NT Wright on Mind, Body, Spirit and the Intermediate State
The following quote is N.T. Wright's paper ‘Mind,
Spirit, Soul and Body: All for One and One for All
Reflectionson Paul’s Anthropology in his Complex Contexts’ given at the Society
of Christian Philosophers: Regional Meeting, Fordham University in March
2011.
In his paper, Wright discusses the body/soul dualism as it is often addressed within philosophical circles. Coming from his understanding of Paul and other NT writings, he argues that as human beings we are made up of a unified mind, body, soul, and spirit. These aspects cannot be separated, but we are fully and wholly one. The resurrection is thus the remaking of the whole person and not just the body. This quote is part of the heart of his argument of which there is much to ponder.
"...we
do not need what has been called ‘dualism’ to help us over the awkward gap
between bodily death and bodily resurrection. Yes, of course, we have to
postulate that God looks after those who have died in the Messiah. They are
‘with the Messiah, which is far better’. But to say this we don’t need to
invoke, and the New Testament doesn’t invoke, the concept of the ’soul’,
thereby offering, like the Wisdom of Solomon, a hostage to
platonic, and ultimately anti-creational, fortune. What we need is what we have
in scripture, even though it’s been bracketed out of discussions of the
mind/body problem: the concept of a creator God, sustaining all life, including
the life of those who have died. Part of death, after all, is the dissolution
of the human being, the ultimate valley of humiliation, the renouncing of all
possibility. Not only must death not be proud, as John Donne declared, but
those who die cannot be proud, cannot hold on to any part of themselves and say
‘but this is still me’. All is given up. That is part of what death is. To
insist that we ‘possess’ an ‘immortal part’ (call it ‘soul’ or whatever) which
cannot be touched by death might look suspiciously like the ontological
equivalent of works-righteousness in its old-fashioned sense: something we
possess which enables us to establish a claim on God, in this case a claim to
‘survive’. But the God who in Jesus the Messiah has gone through death and
defeated it has declared that ‘those who sleep through Jesus’ are ‘with the
Messiah’, and he with them. This ‘with’ness remains an act, an activity, of
sheer grace, not of divine recognition of some part of the human being which
can, as it were, hold its own despite death.
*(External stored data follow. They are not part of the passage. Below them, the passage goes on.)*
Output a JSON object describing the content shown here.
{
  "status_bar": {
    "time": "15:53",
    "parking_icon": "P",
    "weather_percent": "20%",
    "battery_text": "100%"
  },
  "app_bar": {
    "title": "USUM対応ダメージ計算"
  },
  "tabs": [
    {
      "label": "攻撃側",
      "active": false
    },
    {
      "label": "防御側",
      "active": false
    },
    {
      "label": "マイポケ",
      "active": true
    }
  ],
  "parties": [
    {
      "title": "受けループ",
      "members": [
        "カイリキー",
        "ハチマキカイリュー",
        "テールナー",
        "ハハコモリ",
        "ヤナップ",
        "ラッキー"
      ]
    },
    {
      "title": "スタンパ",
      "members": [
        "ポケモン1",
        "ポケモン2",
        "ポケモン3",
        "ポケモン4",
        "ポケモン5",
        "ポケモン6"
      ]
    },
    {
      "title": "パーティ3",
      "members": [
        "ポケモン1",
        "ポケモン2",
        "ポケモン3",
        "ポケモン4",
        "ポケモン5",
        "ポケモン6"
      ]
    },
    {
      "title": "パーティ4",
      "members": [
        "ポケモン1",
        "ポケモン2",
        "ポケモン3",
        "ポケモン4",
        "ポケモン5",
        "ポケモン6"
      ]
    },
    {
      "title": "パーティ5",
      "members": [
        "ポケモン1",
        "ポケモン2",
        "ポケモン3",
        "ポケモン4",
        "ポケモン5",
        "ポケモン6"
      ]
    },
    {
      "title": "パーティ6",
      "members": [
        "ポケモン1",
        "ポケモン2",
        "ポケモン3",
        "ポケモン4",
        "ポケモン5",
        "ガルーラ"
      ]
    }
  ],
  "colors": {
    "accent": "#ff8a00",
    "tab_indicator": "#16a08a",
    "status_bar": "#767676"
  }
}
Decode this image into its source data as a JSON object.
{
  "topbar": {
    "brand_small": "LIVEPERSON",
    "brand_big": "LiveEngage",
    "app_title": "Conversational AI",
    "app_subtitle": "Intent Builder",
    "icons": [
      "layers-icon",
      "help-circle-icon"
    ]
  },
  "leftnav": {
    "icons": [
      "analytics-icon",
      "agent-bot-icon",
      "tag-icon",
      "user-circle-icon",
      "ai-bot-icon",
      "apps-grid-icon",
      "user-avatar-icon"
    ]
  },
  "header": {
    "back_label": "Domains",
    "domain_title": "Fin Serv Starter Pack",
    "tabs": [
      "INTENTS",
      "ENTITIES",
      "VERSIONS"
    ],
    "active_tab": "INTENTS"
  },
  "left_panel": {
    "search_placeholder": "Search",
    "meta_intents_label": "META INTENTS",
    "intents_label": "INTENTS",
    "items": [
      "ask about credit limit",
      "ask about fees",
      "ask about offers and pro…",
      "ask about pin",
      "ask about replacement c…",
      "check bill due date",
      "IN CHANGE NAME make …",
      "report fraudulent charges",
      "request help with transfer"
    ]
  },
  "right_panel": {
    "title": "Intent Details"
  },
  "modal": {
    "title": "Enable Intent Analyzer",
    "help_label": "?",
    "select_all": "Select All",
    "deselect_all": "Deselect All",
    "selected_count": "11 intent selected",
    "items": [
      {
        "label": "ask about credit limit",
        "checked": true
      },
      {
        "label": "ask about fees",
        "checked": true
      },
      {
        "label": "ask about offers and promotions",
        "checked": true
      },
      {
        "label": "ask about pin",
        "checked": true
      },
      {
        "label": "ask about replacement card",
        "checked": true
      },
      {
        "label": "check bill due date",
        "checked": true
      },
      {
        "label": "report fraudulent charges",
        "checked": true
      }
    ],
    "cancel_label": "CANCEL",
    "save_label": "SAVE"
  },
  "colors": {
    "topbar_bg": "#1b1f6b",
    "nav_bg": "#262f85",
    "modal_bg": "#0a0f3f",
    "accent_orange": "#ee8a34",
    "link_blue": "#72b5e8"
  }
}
At and beyond death the believer
is totally dependent on God’s sustaining grace, and the NT’s remarkable
reticence in speculating beyond this is perhaps to be imitated. The New
Testament speaks of this state as a time of ‘rest’, prior to the time of
‘reigning’ in God’s new world. ‘Blessed are the dead who die in the Lord,’ says
John the Divine. Amen, says the Spirit (Revelation 14.13)."